A new study by the IRS shows that much of the money charities earn from business activities comes from selling products, services, and advertising.
Charities in 2004 — the latest date for which statistics are available — reported that 74 percent of their $5.5-billion in total business income not related to their charitable missions stemmed from their profits on those three types of pursuits.
Nearly 17 percent of the total “unrelated-business income” reported by charities stemmed from capital gain net income, partnership and S corporation income, and debt-financed income, the report said.

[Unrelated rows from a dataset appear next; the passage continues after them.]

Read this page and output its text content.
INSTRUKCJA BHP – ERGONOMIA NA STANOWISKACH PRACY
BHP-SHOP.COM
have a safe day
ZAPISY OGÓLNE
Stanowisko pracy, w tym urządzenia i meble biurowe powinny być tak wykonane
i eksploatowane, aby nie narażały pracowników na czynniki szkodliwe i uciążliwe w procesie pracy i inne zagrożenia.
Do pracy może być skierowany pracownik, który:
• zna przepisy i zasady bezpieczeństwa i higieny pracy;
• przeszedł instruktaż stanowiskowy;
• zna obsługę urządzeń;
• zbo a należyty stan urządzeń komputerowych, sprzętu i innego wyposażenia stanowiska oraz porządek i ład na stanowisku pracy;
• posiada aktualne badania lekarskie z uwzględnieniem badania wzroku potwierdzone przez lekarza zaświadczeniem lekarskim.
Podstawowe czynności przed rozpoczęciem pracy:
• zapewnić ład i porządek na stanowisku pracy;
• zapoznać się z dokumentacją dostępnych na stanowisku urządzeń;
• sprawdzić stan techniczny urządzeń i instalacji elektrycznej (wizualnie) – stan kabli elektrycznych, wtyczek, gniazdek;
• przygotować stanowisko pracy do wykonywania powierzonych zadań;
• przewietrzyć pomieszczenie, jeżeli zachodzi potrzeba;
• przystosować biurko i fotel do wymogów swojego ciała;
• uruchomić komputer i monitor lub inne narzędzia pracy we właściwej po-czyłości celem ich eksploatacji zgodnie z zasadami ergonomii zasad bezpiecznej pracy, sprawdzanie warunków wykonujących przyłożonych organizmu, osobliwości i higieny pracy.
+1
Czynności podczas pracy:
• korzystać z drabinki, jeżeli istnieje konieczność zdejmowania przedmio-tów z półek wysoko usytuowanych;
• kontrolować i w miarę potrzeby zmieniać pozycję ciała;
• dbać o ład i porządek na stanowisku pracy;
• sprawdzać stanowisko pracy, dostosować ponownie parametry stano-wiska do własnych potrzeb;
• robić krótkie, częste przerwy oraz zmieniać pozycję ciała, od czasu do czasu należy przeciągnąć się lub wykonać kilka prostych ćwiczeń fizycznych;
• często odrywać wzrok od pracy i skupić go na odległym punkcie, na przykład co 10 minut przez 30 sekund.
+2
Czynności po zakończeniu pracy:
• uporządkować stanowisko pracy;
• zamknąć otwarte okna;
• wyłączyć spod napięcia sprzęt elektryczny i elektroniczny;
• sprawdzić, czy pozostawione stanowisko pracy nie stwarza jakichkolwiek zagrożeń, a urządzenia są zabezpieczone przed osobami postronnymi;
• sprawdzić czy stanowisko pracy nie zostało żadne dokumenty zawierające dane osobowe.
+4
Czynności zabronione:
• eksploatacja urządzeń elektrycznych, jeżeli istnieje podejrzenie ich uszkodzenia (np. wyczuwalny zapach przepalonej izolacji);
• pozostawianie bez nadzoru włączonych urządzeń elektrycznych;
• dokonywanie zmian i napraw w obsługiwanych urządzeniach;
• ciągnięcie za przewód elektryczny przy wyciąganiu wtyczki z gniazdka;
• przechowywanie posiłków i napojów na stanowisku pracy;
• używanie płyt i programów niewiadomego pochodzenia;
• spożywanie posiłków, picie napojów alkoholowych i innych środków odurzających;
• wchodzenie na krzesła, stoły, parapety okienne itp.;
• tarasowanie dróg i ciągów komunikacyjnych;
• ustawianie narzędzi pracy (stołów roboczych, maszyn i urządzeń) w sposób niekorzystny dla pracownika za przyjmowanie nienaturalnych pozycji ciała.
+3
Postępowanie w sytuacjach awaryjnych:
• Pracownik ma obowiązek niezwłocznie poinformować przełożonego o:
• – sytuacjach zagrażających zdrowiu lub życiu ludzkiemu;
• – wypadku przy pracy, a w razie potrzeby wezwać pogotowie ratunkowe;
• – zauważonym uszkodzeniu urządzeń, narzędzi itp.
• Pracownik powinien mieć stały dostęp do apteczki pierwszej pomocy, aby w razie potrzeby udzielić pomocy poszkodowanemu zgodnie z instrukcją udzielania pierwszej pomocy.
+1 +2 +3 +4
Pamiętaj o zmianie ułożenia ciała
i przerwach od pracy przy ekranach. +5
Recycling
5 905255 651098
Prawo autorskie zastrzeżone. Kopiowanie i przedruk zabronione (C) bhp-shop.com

The IRS said that while these categories of investment income “comprised a relatively small proportion” of charities’ total unrelated-business income, “the total amount of these items rose 73 percent between 2003 and 2004.”
The IRS published the data — which are derived from Form 990-T tax returns filed by tax-exempt organizations — in its newly released Statistics of Income Bulletin for Winter 2008. Those tax forms used to be kept confidential but a new law passed by Congress makes them public.
Meanwhile, the IRS recently released statistics that show that deductions claimed for charitable contributions rose to $183.4-billion in 2005, compared with $165.6-billion in 2004, an increase of nearly 10.8 percent.
From 2003 to 2004 deductions claimed for charitable contributions increased by 13.6 percent.
The statistics show that the average contribution claimed on donors’ tax returns rose from $4,076 in 2004 to $4,432 in 2005, the highest average donation recorded in the quarter-century for which the government has data.